As though alerted to the proximity of food, David’s stomach let out a tremendous rumble, making Murdo chuckle.
“Hungry?” he asked.
“I’ve had nothing since breakfast,” David pointed out, his tone faintly defensive. He’d refused food at their previous stops, nauseated by the long hours in the swaying carriage. The afternoon leg of the journey had been easier on his stomach, though, and now his belly was complaining at its emptiness. Loudly.
The coachman expertly swung the team of four and the broad carriage through the inn’s narrow gate without so much as grazing a corner. And then it was the same routine they’d followed for the last few nights. They got out of the carriage while their trunks were unloaded by the inn’s servants and the ostlers unhitched the horses, and headed for the main body of the inn in search of the innkeeper.
They found him in the hallway, on his way out to meet them, a small, wiry man of indeterminate age, his thick, nut-brown hair belied by a deeply wrinkled face. David wondered if he wore a wig.
He had an obsequious manner that grated on David. It was probably necessary in his line of work, given the number of well-to-do customers he’d have who’d expect to be treated with proper respect, but there was something about his manner that verged on grovelling.
He introduced himself as Mr. Foster, and his eyes lit up when Murdo confirmed his own identify.
“Ah, Your
Lordship
,” he said, with relish. “We’ve been expecting you.”
“You’ve been expecting myself and my coachman,” Murdo corrected. “But not Mr. Lauriston here. Are you able to assist us with an additional bedchamber?”
Foster smiled, displaying a set of strong-looking, yellow teeth, and, disappointingly, confirmed a second bedchamber presented no difficulty all. Murdo—ever accustomed to giving orders and expecting them to be carried out—demanded that hot baths be prepared for both of them and dinner served in a private parlour. Foster smoothly agreed to all of Murdo’s commands.
Within twenty minutes of their arrival, David was stripping off his travel-rumpled clothes and lowering himself into a blessedly hot bath, his first in days. The heat eased his pinched knee—always made worse by inactivity—making him sigh with pleasure and relief.
He stayed in the water till it was practically cold. When he finally got out, he quickly dried himself off, then gave his leg a brisk rub with liniment before dressing again. When he ventured out of his room, he felt cleaner and more relaxed than he had in days. He made his way to the private parlour Murdo had reserved, sniffing appreciatively as he went—the scents emerging from the kitchens were very promising—to find the innkeeper himself waiting outside the parlour door.
When Foster saw David, he greeted him with the same servility that had made David shudder earlier, even tugging at his forelock before opening the door for him. David gave him a curt nod and passed him.

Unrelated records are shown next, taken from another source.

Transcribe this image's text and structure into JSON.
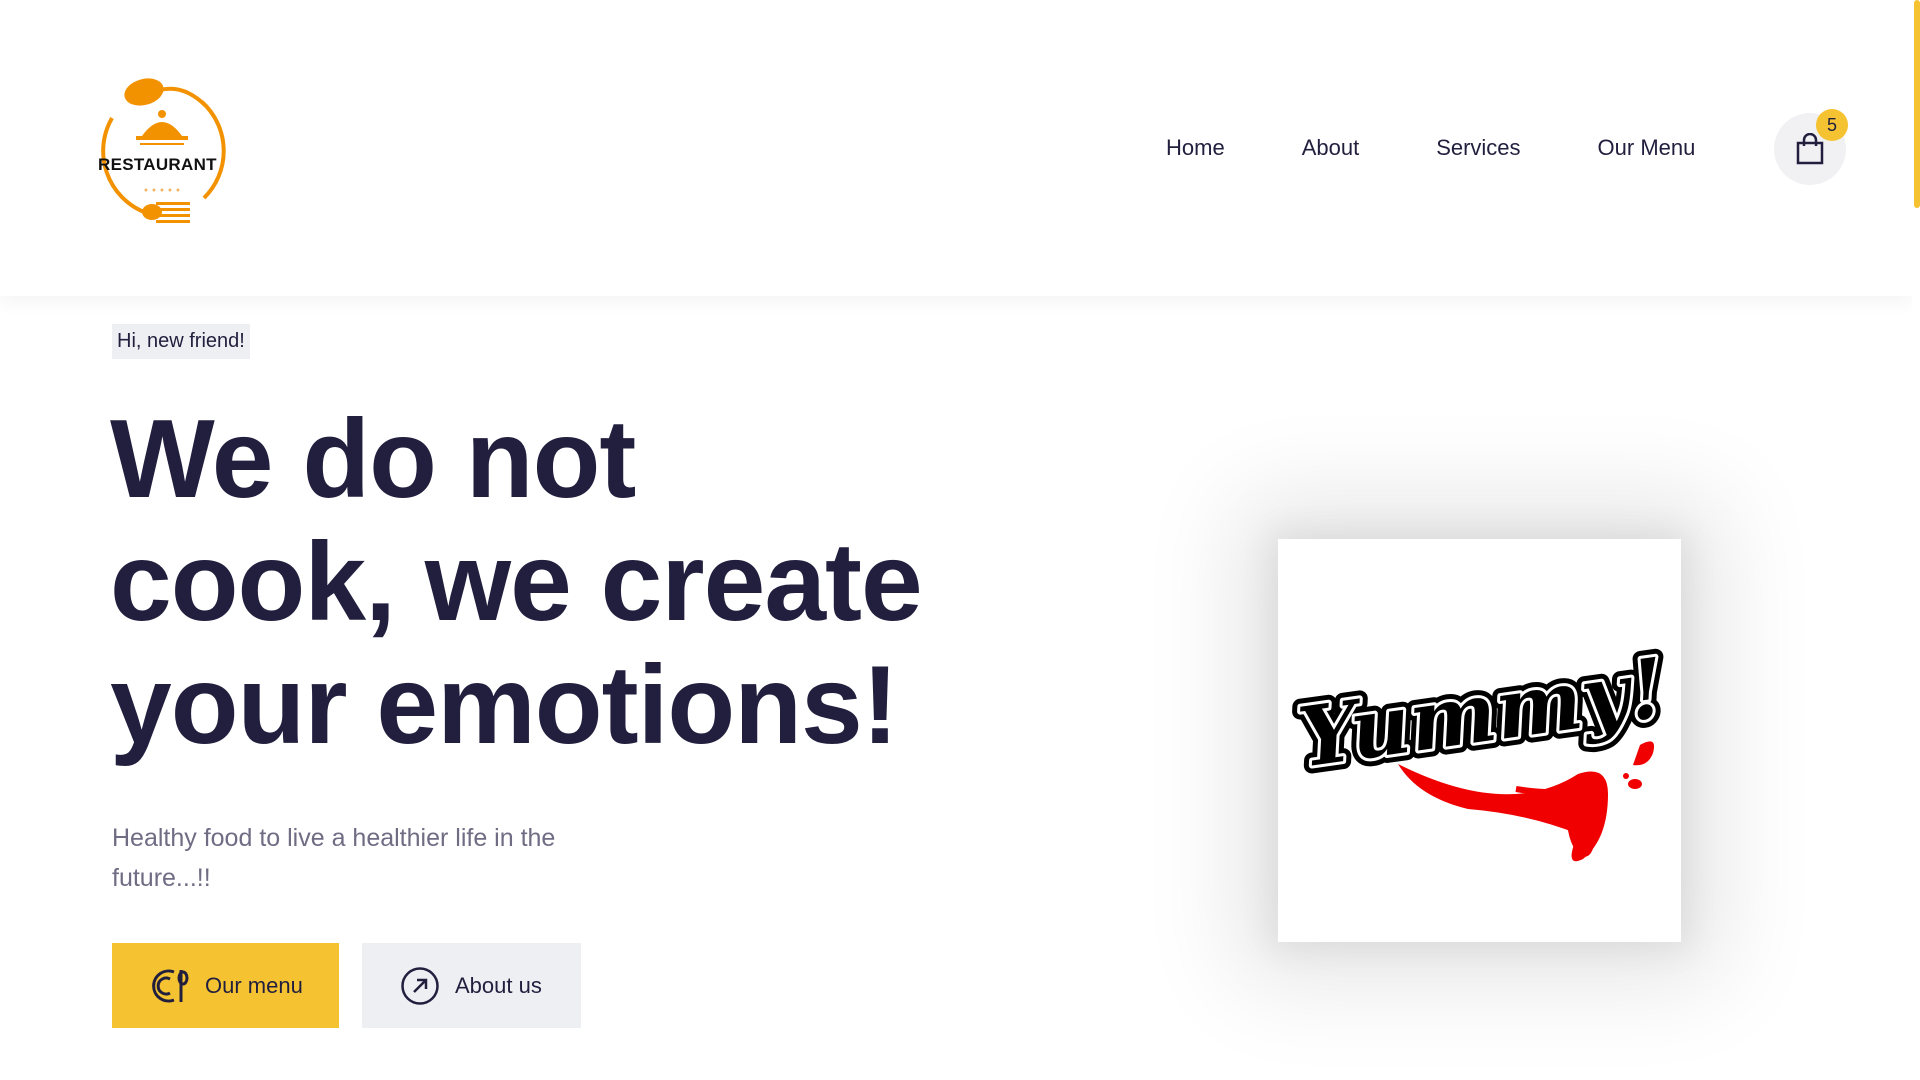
{
  "brand": {
    "logo_text": "RESTAURANT",
    "accent_color": "#f5c332",
    "logo_color": "#f39200",
    "text_color": "#221f3e"
  },
  "nav": {
    "items": [
      {
        "label": "Home"
      },
      {
        "label": "About"
      },
      {
        "label": "Services"
      },
      {
        "label": "Our Menu"
      }
    ]
  },
  "cart": {
    "icon": "shopping-bag-icon",
    "count": "5"
  },
  "hero": {
    "tagline": "Hi, new friend!",
    "title_lines": [
      "We do not",
      "cook, we create",
      "your emotions!"
    ],
    "subtitle": "Healthy food to live a healthier life in the future...!!",
    "buttons": {
      "menu": {
        "label": "Our menu",
        "icon": "dish-icon"
      },
      "about": {
        "label": "About us",
        "icon": "arrow-up-right-circle-icon"
      }
    },
    "image": {
      "logo_text": "Yummy!"
    }
  }
}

The parlour was a cosy room, twee even. Murdo looked quite out of place in it, surrounded by floral china and Toby jugs and framed needlepoint pictures. He was too big, too male. A wolf in a woodcutter’s cottage. David smiled at his own whimsy and walked farther into the room, noticing with pleasure that Murdo’s expression warmed when he saw David. He suspected his own did the same.

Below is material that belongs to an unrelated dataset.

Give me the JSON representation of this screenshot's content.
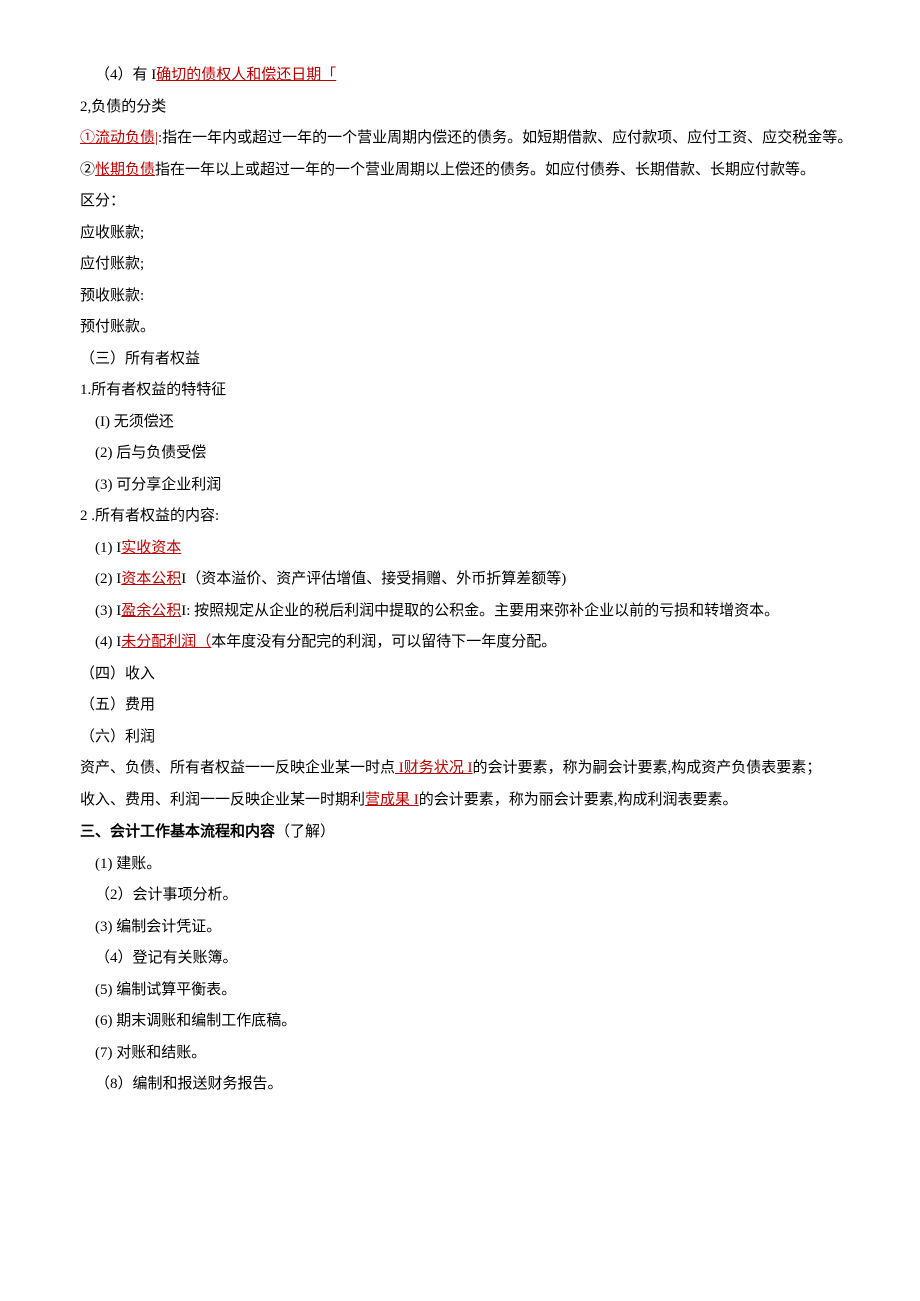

The door closed behind them and immediately Murdo’s expression became less guarded. He quickly stepped up to David and captured his mouth in a quick but thorough kiss, his big hand resting at David’s waist. When he pulled back, his eyes were dancing.

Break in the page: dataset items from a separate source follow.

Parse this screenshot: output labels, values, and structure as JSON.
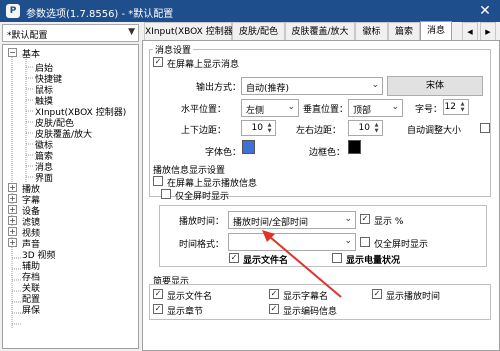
{
  "window": {
    "title": "参数选项(1.7.8556) - *默认配置",
    "close_glyph": "✕",
    "app_icon_text": "P"
  },
  "profile_select": {
    "value": "*默认配置"
  },
  "tree": {
    "items": [
      {
        "label": "基本",
        "expander": "−"
      },
      {
        "label": "启始"
      },
      {
        "label": "快捷键"
      },
      {
        "label": "鼠标"
      },
      {
        "label": "触摸"
      },
      {
        "label": "XInput(XBOX 控制器)"
      },
      {
        "label": "皮肤/配色"
      },
      {
        "label": "皮肤覆盖/放大"
      },
      {
        "label": "徽标"
      },
      {
        "label": "篇索"
      },
      {
        "label": "消息"
      },
      {
        "label": "界面"
      },
      {
        "label": "播放",
        "expander": "+"
      },
      {
        "label": "字幕",
        "expander": "+"
      },
      {
        "label": "设备",
        "expander": "+"
      },
      {
        "label": "滤镜",
        "expander": "+"
      },
      {
        "label": "视频",
        "expander": "+"
      },
      {
        "label": "声音",
        "expander": "+"
      },
      {
        "label": "3D 视频"
      },
      {
        "label": "辅助"
      },
      {
        "label": "存档"
      },
      {
        "label": "关联"
      },
      {
        "label": "配置"
      },
      {
        "label": "屏保"
      }
    ]
  },
  "tabs": [
    {
      "label": "XInput(XBOX 控制器)"
    },
    {
      "label": "皮肤/配色"
    },
    {
      "label": "皮肤覆盖/放大"
    },
    {
      "label": "徽标"
    },
    {
      "label": "篇索"
    },
    {
      "label": "消息",
      "active": true
    },
    {
      "label": "◀"
    },
    {
      "label": "▶"
    }
  ],
  "message_settings": {
    "group_title": "消息设置",
    "show_on_screen": {
      "label": "在屏幕上显示消息",
      "checked": true
    },
    "output_method": {
      "label": "输出方式：",
      "value": "自动(推荐)"
    },
    "font_button": "宋体",
    "h_position": {
      "label": "水平位置：",
      "value": "左侧"
    },
    "v_position": {
      "label": "垂直位置：",
      "value": "顶部"
    },
    "font_size": {
      "label": "字号：",
      "value": "12"
    },
    "margin_tb": {
      "label": "上下边距：",
      "value": "10"
    },
    "margin_lr": {
      "label": "左右边距：",
      "value": "10"
    },
    "auto_adjust": {
      "label": "自动调整大小",
      "checked": false
    },
    "font_color": {
      "label": "字体色：",
      "color": "#3f6fd8"
    },
    "border_color": {
      "label": "边框色：",
      "color": "#000000"
    }
  },
  "playback_info": {
    "group_title": "播放信息显示设置",
    "show_on_screen": {
      "label": "在屏幕上显示播放信息",
      "checked": false
    },
    "fullscreen_only": {
      "label": "仅全屏时显示",
      "checked": false
    },
    "play_time": {
      "label": "播放时间：",
      "value": "播放时间/全部时间"
    },
    "show_percent": {
      "label": "显示 %",
      "checked": true
    },
    "time_format": {
      "label": "时间格式：",
      "value": ""
    },
    "time_fullscreen_only": {
      "label": "仅全屏时显示",
      "checked": false
    },
    "show_filename": {
      "label": "显示文件名",
      "checked": true
    },
    "show_battery": {
      "label": "显示电量状况",
      "checked": false
    }
  },
  "brief_display": {
    "group_title": "简要显示",
    "items": [
      {
        "label": "显示文件名",
        "checked": true
      },
      {
        "label": "显示字幕名",
        "checked": true
      },
      {
        "label": "显示播放时间",
        "checked": true
      },
      {
        "label": "显示章节",
        "checked": true
      },
      {
        "label": "显示编码信息",
        "checked": true
      }
    ]
  },
  "annotation": {
    "arrow_color": "#e0322b"
  }
}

“We shouldn’t,” David said, as though Murdo had posed a question. Despite his reluctant words, though, he was grinning, almost dizzy with happiness at Murdo’s brief, seemingly helpless show of affection. They’d shared little more than a few such kisses since they’d left Edinburgh, and this was the first night they’d managed to secure a private parlour for dinner. The closed door and drawn curtains made their privacy feel more secure than it possibly was.